A charge for electricity that millions of Americans didn't even know they pay will suddenly disappear Friday, after the Energy Department this week quietly notified utilities across the country that it was suspending its fees for a future nuclear waste dump.
The Energy Department has been collecting $750 million from electricity bills every year for such a dump since 1983, putting it into a trust fund that now contains $31 billion.
The court-ordered suspension may be a modest victory for consumers, but it reflects the government's failure over the last 40 years to get rid of what is now nearly 70,000 metric tons of highly radioactive spent fuel, accumulating at 100 nuclear reactors across the nation.
"It is irresponsible on the government's part to not move forward on a program that has already been paid for," said Marvin Fertel, president of the Nuclear Energy Institute, a Washington trade group that filed a suit against the fees.
The waste fee is one-quarter of a penny on each kilowatt hour of electricity, a tiny amount on any individual consumer's monthly bill. But over the decades, the fractions of pennies added up to about $43 billion. About $12 billion of that money was spent on trying to develop the Yucca Mountain dump in Nevada, before the Obama administration essentially killed it.
Now, there is virtually no plan moving forward in Washington to build a dump or even a temporary central storage site. The $31-billion trust fund will continue to accrue interest and is available to help build a dump at some point, though it is probably not enough. Experts had estimated that the Yucca Mountain project would cost at least $100 billion.
"I don't see how it is a terrific win for anybody," said Marta Adams, the chief deputy attorney general in Nevada who led the state's legal efforts to block Yucca Mountain. "It relieves consumers of this charge but it doesn't get rid of the waste."
Nevada officials believe the nuclear industry's lawsuit was a subterfuge to force the Obama administration to restart licensing for Yucca Mountain, although Fertel and others argue that they just want the government to act on its legal obligations and begin a realistic effort to build a repository that can handle the mounting waste.
Under guard by SWAT teams with machine guns, the spent fuel is slowly decaying in deep pools of cooling water and in outdoor concrete casks from the California shores of the Pacific Ocean to the banks of the James River in Virginia.

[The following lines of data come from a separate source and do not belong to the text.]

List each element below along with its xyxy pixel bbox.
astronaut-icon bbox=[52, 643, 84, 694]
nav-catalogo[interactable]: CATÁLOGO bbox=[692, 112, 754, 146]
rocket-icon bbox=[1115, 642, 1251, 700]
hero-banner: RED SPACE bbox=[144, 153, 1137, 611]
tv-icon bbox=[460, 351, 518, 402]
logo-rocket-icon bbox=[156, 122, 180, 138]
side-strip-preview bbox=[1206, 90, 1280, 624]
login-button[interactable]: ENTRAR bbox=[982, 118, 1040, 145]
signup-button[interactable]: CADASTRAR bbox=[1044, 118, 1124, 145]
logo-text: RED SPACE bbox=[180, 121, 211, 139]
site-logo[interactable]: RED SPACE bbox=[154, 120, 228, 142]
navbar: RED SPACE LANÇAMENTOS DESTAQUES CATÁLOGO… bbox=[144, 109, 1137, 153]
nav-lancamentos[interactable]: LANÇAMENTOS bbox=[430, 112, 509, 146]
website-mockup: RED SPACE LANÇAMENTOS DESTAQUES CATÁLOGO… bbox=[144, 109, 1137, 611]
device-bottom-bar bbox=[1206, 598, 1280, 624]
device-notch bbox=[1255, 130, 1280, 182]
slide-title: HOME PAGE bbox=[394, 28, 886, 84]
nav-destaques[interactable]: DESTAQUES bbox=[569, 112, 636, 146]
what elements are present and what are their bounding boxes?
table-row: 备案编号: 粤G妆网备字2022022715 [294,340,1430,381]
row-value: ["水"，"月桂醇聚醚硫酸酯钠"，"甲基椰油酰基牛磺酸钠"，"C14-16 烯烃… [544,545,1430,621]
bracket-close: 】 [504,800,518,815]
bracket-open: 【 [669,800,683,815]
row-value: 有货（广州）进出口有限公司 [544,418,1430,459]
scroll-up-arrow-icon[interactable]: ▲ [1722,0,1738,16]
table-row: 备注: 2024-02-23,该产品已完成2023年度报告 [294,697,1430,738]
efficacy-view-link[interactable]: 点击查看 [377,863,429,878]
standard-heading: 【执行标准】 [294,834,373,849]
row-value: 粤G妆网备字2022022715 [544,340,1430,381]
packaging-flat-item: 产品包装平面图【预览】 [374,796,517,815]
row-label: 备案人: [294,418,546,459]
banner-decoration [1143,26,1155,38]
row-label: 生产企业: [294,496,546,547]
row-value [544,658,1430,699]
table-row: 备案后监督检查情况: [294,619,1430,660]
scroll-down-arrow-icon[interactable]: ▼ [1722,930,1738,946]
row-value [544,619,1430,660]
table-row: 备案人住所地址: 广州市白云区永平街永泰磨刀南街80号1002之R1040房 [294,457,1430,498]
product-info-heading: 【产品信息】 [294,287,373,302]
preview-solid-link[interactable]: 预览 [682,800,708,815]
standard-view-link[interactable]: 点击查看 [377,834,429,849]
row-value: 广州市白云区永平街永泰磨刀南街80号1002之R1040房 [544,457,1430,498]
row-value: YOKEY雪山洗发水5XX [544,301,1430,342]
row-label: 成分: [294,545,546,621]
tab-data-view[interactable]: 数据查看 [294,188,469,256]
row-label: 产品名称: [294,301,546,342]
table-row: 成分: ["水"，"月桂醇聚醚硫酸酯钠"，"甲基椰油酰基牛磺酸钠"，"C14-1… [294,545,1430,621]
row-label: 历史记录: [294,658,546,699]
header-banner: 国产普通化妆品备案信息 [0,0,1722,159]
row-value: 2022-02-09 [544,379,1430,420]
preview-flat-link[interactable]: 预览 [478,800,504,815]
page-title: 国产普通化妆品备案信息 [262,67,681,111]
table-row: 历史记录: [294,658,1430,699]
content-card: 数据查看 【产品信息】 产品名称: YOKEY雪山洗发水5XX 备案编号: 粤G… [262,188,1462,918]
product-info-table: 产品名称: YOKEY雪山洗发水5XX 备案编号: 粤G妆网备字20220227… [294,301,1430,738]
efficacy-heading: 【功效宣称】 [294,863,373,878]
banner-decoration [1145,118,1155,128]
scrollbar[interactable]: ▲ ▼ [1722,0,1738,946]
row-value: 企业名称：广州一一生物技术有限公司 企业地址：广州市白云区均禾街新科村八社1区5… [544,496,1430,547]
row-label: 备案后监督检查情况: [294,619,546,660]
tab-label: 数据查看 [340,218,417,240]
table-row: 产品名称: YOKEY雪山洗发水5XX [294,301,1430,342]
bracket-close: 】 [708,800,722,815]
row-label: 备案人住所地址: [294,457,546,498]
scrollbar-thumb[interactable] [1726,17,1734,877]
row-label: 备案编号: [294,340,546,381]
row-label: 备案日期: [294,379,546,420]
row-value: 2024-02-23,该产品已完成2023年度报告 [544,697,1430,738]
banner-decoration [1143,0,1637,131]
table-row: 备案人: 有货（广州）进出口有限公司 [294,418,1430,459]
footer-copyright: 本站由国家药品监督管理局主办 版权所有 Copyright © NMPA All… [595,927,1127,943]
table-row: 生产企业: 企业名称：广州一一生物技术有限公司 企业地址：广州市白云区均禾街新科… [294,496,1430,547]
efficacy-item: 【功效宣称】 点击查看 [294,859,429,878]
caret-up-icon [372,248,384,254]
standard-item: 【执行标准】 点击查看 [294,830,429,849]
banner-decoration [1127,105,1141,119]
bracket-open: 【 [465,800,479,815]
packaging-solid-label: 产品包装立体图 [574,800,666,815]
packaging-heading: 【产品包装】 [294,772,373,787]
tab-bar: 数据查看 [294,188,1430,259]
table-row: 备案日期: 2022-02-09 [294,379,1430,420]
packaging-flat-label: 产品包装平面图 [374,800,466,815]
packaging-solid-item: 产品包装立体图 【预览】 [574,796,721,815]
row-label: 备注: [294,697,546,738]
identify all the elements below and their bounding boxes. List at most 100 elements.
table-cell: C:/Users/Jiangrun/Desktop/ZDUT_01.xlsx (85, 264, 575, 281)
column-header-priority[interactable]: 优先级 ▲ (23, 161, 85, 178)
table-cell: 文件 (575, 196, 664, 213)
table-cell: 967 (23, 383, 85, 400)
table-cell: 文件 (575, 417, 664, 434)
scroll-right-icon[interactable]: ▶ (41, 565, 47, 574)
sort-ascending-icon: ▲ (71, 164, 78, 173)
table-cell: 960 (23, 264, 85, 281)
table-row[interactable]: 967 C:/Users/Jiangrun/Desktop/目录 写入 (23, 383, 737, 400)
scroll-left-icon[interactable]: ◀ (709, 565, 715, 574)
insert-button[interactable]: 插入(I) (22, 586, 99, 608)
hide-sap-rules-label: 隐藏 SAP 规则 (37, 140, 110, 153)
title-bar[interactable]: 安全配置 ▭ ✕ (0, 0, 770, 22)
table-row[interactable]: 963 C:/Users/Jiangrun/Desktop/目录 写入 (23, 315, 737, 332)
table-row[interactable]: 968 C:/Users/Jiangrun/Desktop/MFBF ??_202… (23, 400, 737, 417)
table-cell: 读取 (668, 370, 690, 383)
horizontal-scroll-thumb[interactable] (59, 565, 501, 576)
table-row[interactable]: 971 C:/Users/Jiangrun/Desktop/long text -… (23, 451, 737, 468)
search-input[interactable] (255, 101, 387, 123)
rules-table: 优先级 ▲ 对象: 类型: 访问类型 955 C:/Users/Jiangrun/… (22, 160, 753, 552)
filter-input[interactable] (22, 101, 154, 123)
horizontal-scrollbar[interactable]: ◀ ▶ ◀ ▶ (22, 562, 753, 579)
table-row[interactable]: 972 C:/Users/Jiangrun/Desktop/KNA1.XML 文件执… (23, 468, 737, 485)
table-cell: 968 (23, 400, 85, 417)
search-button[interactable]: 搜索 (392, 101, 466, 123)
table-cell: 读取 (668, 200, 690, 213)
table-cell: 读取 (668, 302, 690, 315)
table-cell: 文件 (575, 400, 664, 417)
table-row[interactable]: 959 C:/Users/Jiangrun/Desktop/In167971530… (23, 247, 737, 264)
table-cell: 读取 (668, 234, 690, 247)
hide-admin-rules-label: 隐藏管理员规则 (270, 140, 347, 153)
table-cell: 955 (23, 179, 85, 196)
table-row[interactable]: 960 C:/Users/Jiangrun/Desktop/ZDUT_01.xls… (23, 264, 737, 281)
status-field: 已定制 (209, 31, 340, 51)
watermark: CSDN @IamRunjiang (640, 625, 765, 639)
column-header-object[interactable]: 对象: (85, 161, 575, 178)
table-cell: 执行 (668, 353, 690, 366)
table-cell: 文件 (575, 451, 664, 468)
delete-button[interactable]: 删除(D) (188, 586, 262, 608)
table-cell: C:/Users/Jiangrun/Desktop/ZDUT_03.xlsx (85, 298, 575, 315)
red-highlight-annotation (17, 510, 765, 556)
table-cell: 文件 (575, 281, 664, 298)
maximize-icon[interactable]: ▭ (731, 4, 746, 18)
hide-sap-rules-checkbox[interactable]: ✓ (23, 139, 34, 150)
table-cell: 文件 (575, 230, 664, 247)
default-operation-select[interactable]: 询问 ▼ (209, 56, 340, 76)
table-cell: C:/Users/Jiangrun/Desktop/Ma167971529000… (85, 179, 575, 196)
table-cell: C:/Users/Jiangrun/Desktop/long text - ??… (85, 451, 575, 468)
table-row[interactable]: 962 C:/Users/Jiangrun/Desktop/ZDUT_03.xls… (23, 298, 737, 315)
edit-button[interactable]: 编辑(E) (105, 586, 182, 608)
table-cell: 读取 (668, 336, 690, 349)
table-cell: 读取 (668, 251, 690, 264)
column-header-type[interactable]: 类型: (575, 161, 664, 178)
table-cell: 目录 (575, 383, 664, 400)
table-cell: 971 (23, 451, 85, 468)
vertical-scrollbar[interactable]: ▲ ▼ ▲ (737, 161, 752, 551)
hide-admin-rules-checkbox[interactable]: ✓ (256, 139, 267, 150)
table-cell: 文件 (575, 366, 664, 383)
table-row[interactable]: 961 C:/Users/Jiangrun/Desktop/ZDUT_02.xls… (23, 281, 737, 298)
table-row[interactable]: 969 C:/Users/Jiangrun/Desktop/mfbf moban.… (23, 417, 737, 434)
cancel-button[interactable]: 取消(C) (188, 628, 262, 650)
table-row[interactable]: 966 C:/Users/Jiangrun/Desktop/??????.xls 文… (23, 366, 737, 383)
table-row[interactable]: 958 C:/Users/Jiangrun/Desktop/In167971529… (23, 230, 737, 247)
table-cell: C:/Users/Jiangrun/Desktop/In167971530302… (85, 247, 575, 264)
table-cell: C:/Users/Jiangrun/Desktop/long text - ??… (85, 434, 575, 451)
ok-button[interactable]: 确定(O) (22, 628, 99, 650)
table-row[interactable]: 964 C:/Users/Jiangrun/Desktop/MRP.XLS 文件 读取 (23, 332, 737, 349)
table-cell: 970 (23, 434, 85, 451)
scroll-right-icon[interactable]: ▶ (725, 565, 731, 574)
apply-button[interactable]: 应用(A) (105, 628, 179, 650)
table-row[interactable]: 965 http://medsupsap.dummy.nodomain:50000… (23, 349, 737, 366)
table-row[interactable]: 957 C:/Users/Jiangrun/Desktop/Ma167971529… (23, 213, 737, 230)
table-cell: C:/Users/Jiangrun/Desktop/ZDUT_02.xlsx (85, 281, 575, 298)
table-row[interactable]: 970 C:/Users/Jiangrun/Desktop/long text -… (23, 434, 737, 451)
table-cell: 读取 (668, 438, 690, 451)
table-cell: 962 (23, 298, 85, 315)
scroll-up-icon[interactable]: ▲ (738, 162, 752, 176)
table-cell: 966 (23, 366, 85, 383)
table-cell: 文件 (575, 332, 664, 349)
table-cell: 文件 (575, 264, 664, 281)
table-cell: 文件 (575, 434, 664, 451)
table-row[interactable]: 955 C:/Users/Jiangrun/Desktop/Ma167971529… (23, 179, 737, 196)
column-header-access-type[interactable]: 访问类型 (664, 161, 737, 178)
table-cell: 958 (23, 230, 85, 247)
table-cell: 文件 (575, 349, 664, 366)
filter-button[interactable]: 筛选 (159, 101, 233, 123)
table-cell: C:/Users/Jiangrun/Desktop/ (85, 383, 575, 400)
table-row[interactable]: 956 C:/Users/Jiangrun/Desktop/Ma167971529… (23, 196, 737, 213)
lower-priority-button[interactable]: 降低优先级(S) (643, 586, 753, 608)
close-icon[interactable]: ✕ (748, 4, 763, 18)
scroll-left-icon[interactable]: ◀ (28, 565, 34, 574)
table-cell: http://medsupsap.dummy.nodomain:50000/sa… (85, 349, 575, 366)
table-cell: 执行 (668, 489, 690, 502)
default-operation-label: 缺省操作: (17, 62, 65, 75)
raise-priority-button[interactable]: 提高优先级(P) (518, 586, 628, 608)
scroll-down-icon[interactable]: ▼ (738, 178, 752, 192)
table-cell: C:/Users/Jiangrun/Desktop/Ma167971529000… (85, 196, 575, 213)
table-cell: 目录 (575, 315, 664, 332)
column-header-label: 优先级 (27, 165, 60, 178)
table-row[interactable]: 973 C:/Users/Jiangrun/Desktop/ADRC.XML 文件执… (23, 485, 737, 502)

The waste is expensive to store and often cited as a public safety risk. Many experts worry that the longer it sits around, the less motivation the government will have to ever deal with it.
Decades ago, the government promised nuclear utilities when they built reactors that the Energy Department would dispose of the spent fuel, temporarily easing the way for the development of nuclear energy that now supplies 20% of the nation's electricity.
The nuclear and utility industries, which have privately complained that the government took the money and left them holding the deadly waste, filed suit to block the fees. Last year, an appeals court ruled that the government had no reasonable plan to build a dump and could not reasonably estimate the cost of any future dump, ordering that it had to suspend collections of the fee.
It has taken about six months for the Energy Department to carry out the legal order.
"The federal courts have gotten fed up with what the Department of Energy is doing," said Jay Silberg, the industry's lead attorney in the case against the fees. "We want something in exchange for our money."
The Energy Department said Wednesday that it remains committed to finding a solution, but that it had to be done with broad public consensus.
"When this administration took office, the timeline for opening Yucca Mountain had already been pushed back by two decades, stalled by public protest and legal opposition, with no end in sight," the department said in a statement.
Silberg said the intent of the industry's suit was to increase pressure on the administration to start acting.
In addition to the suit, the nation's nuclear utilities have filed 90 lawsuits against the federal government, asserting that the failure to take ownership of the waste has increased their storage and operation costs. So far, they have won $1 billion in judgments and obtained settlements of $1.6 billion, Silberg said. The Energy Department has projected that it may be liable for up to $22 billion in additional judgments just through the start of the next decade and more liability would accumulate after that, Silberg said.
The problem with nuclear waste was addressed in the Waste Policy Act, a 1982 law that ordered two nuclear waste dumps to be built in the eastern and western U.S. But in 1987, Congress directed the Energy Department to build a dump at Yucca Mountain, a volcanic ridge inside the Nevada National Security Site, the former test range for detonating nuclear weapons. At the time, Nevada was among the politically weakest states, the test range was already radioactively contaminated and scientists claimed the repository's geology would keep the waste isolated.
But the plan began to collapse when the state raised a long series of scientific objections to the site. When Democrat Harry Reid became the Senate majority leader, he vowed to kill the project and he delivered on the pledge when Obama was elected. The president appointed a blue ribbon committee to study the next step. It delivered a report in 2012, suggesting that the disposal program be taken away from the Energy Department and an interim storage site be established before a permanent repository is built.